Le 3 juillet se tenait la conférence « Quelles sobriétés pour quel immobilier ? » organisée par l’Observatoire de l’Immobilier Durable (OID) à l’Académie du Climat (Paris 4ème). La prise de parole inaugurale a été l’occasion pour Odile Batsère, présidente de l’OID, d’avancer que « la sobriété appartient à l’ère de la post-croissance » et pour Loïs Moulas, directeur général de l’observatoire, d’affirmer que « la sobriété n’est plus tabou mais elle relève de compréhensions différentes d’un acteur à un autre ». 

La première table ronde, portant sur les imaginaires de la sobriété, a été l’occasion de rappeler que, si la sobriété est débattue en France, cela reste une exception au sein des pays de l’OCDE, quand bien même elle est presque exclusivement traitée dans l’Hexagone sous le prisme de la comptabilité énergétique alors que son sens original englobe des enjeux de redistribution des richesses et de justice sociale. Les intervenants se sont également entendus sur le fait que le mot « sobriété » ne convient pas parfaitement au concept qu’il décrit, renvoyant au sevrage de boissons alcoolisées alors que le sens qu’on veut lui donner renvoie à la tempérance, à la « suffisance » (traduction littérale du terme « sufficiency » qui s’utilise en anglais pour parler de sobriété) visant à trouver un juste milieu entre la misère et l’excès de confort.

Thierry Salomon, vice-président de l’association Négawatt, a ensuite montré les pistes qui peuvent être creusées pour une meilleure sobriété dans l’immobilier. Il s’agit d’abord de distinguer trois types de sobriété : dimensionnelle (qui prévoit une taille juste et un bon dimensionnement), d’usage (qui maximise le niveau et la durée d’exploitation) et de mutualisation (qui met en commun les usages). Dans le secteur du bâtiment, l’association estime à 30% les gains potentiels avec pas ou peu d’investissements monétaires. Cela serait rendu possible dans le résidentiel avec des économies sur le chauffage et l’eau chaude et dans le tertiaire sur la ventilation, l’éclairage ou la climatisation. 

Durant la deuxième table ronde, sur les définitions et pratiques de la sobriété dans l’immobilier, Alain Resplandy-Bernard, directeur général de la Direction de l’immobilier de l’Etat, a pointé « une obligation de sobriété si on veut prendre au sérieux la transition écologique ». Celle-ci passe d’abord par une comptabilité du bilan carbone des bâtiments publics (environ deux millions de tonnes eqCO2 par an) représentant 96 millions de mètres carrés et pour lequel l’Etat a investi 4 milliards d’euros sur les cinq dernières années afin d’en rénover thermiquement une partie. 

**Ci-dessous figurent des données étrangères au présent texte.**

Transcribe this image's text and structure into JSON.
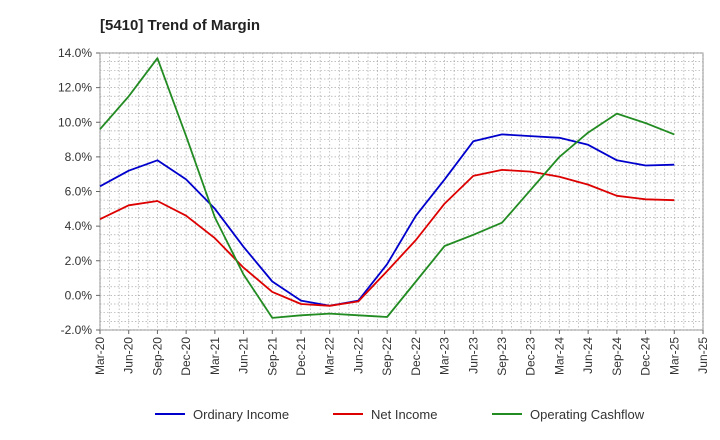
{
  "chart_data": {
    "type": "line",
    "title": "[5410]  Trend of Margin",
    "xlabel": "",
    "ylabel": "",
    "x": [
      "Mar-20",
      "Jun-20",
      "Sep-20",
      "Dec-20",
      "Mar-21",
      "Jun-21",
      "Sep-21",
      "Dec-21",
      "Mar-22",
      "Jun-22",
      "Sep-22",
      "Dec-22",
      "Mar-23",
      "Jun-23",
      "Sep-23",
      "Dec-23",
      "Mar-24",
      "Jun-24",
      "Sep-24",
      "Dec-24",
      "Mar-25",
      "Jun-25"
    ],
    "ylim": [
      -2.0,
      14.0
    ],
    "yticks": [
      -2.0,
      0.0,
      2.0,
      4.0,
      6.0,
      8.0,
      10.0,
      12.0,
      14.0
    ],
    "ytick_labels": [
      "-2.0%",
      "0.0%",
      "2.0%",
      "4.0%",
      "6.0%",
      "8.0%",
      "10.0%",
      "12.0%",
      "14.0%"
    ],
    "grid": true,
    "legend_position": "bottom",
    "series": [
      {
        "name": "Ordinary Income",
        "color": "#0000cc",
        "values": [
          6.3,
          7.2,
          7.8,
          6.7,
          5.0,
          2.8,
          0.8,
          -0.3,
          -0.6,
          -0.3,
          1.8,
          4.6,
          6.7,
          8.9,
          9.3,
          9.2,
          9.1,
          8.7,
          7.8,
          7.5,
          7.55,
          null
        ]
      },
      {
        "name": "Net Income",
        "color": "#dd0000",
        "values": [
          4.4,
          5.2,
          5.45,
          4.6,
          3.3,
          1.6,
          0.2,
          -0.5,
          -0.6,
          -0.35,
          1.4,
          3.2,
          5.3,
          6.9,
          7.25,
          7.15,
          6.85,
          6.4,
          5.75,
          5.55,
          5.5,
          null
        ]
      },
      {
        "name": "Operating Cashflow",
        "color": "#228b22",
        "values": [
          9.6,
          11.5,
          13.7,
          9.2,
          4.5,
          1.2,
          -1.3,
          -1.15,
          -1.05,
          -1.15,
          -1.25,
          0.8,
          2.85,
          3.5,
          4.2,
          6.1,
          8.0,
          9.4,
          10.5,
          9.95,
          9.3,
          null
        ]
      }
    ]
  }
}
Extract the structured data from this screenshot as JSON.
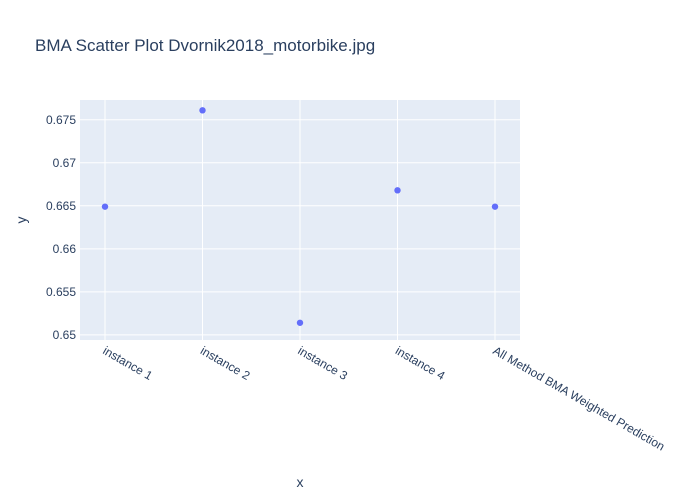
{
  "chart_data": {
    "type": "scatter",
    "title": "BMA Scatter Plot Dvornik2018_motorbike.jpg",
    "xlabel": "x",
    "ylabel": "y",
    "categories": [
      "instance 1",
      "instance 2",
      "instance 3",
      "instance 4",
      "All Method BMA Weighted Prediction"
    ],
    "values": [
      0.6649,
      0.6761,
      0.6514,
      0.6668,
      0.6649
    ],
    "ylim": [
      0.6494,
      0.6773
    ],
    "yticks": [
      0.65,
      0.655,
      0.66,
      0.665,
      0.67,
      0.675
    ],
    "ytick_labels": [
      "0.65",
      "0.655",
      "0.66",
      "0.665",
      "0.67",
      "0.675"
    ],
    "grid": true,
    "colors": {
      "marker": "#636efa",
      "plot_bg": "#e5ecf6",
      "grid": "#ffffff",
      "text": "#2a3f5f"
    }
  }
}
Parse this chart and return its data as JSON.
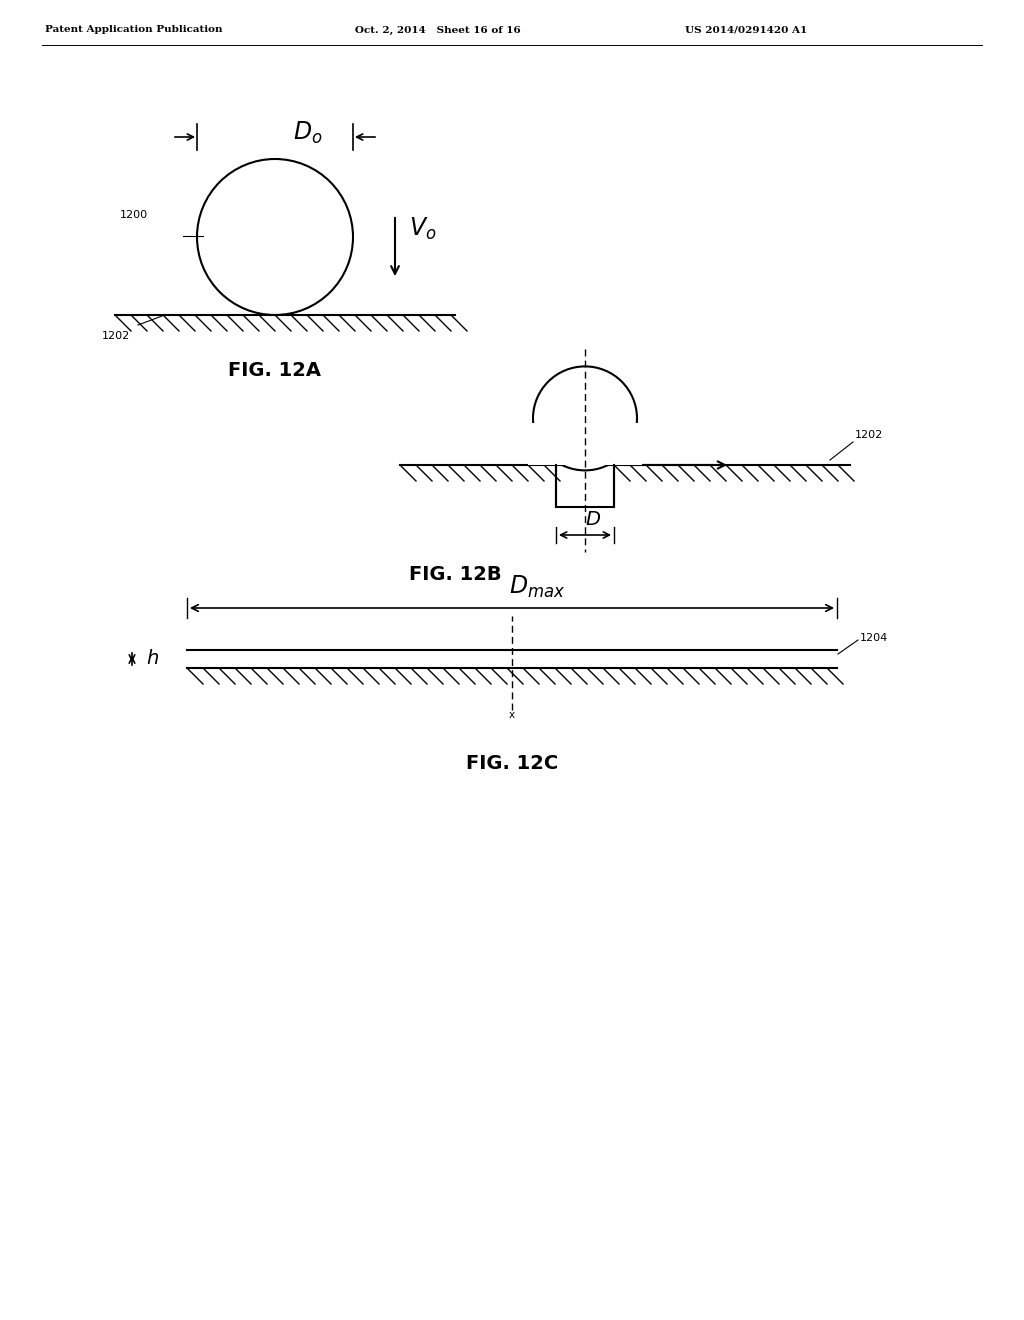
{
  "header_left": "Patent Application Publication",
  "header_mid": "Oct. 2, 2014   Sheet 16 of 16",
  "header_right": "US 2014/0291420 A1",
  "fig12a_label": "FIG. 12A",
  "fig12b_label": "FIG. 12B",
  "fig12c_label": "FIG. 12C",
  "label_1200": "1200",
  "label_1202a": "1202",
  "label_1202b": "1202",
  "label_1204": "1204",
  "label_Do": "$D_o$",
  "label_Vo": "$V_o$",
  "label_D": "$D$",
  "label_Dmax": "$D_{max}$",
  "label_h": "$h$",
  "bg_color": "#ffffff",
  "line_color": "#000000"
}
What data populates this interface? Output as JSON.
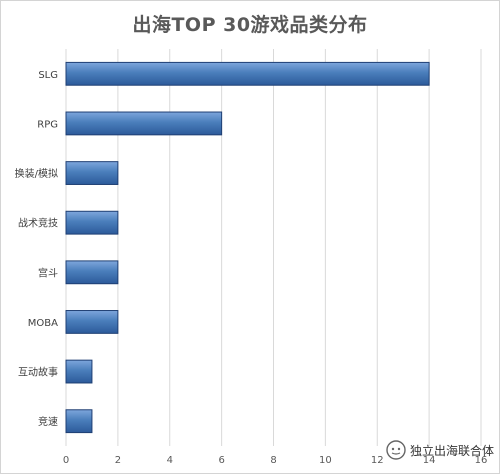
{
  "chart_data": {
    "type": "bar",
    "orientation": "horizontal",
    "title": "出海TOP 30游戏品类分布",
    "categories": [
      "SLG",
      "RPG",
      "换装/模拟",
      "战术竞技",
      "宫斗",
      "MOBA",
      "互动故事",
      "竞速"
    ],
    "values": [
      14,
      6,
      2,
      2,
      2,
      2,
      1,
      1
    ],
    "xlim": [
      0,
      16
    ],
    "xticks": [
      "0",
      "2",
      "4",
      "6",
      "8",
      "10",
      "12",
      "14",
      "16"
    ],
    "grid": true,
    "bar_color": "#4a7ebb"
  },
  "watermark": {
    "text": "独立出海联合体",
    "icon": "wechat-icon"
  }
}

Cette volonté d’une comptabilité carbone est partagée par Astrid Weill, directrice générale de Groupama Immobilier, pour qui « on a deux poches : une avec des sous et l’autre avec du carbone. Il faut apprendre à compter avec du carbone ». Elle souligne également que pour elle la sobriété est un luxe car « le vrai luxe c’est celui qui va avec la planète ». 

Céline Crestin, directrice de la stratégie et du développement responsable de Paris La Défense, a rappelé l’objectif de faire de La Défense le « premier quartier d’affaires post-carbone du monde » quand bien même celui-ci a été pensé « en dehors des cadres de la sobriété, comme un symbole de la grandeur de l’économie française moderne ». Pour elle : « être moderne c’était le principe du quartier d’affaires à l’origine, aujourd’hui on passe à autre chose ».

Il s’agit également pour Julien Pemezec, directeur général de Woodeum x Pitch Immo, de viser d’autres modèles. Assumant que l’industrie a été « mauvaise élève » sur la sobriété, il rappelle « qu’il a dix ans on ne savait même pas mesurer le carbone et on ne savait pas où faire la chasse aux économies de carbone ». Il s’agit maintenant d’appliquer des solutions sur la base des nouvelles connaissances à notre disponibilité car « demain on ne nous laissera plus construire si on ne fait pas l’effort maintenant ».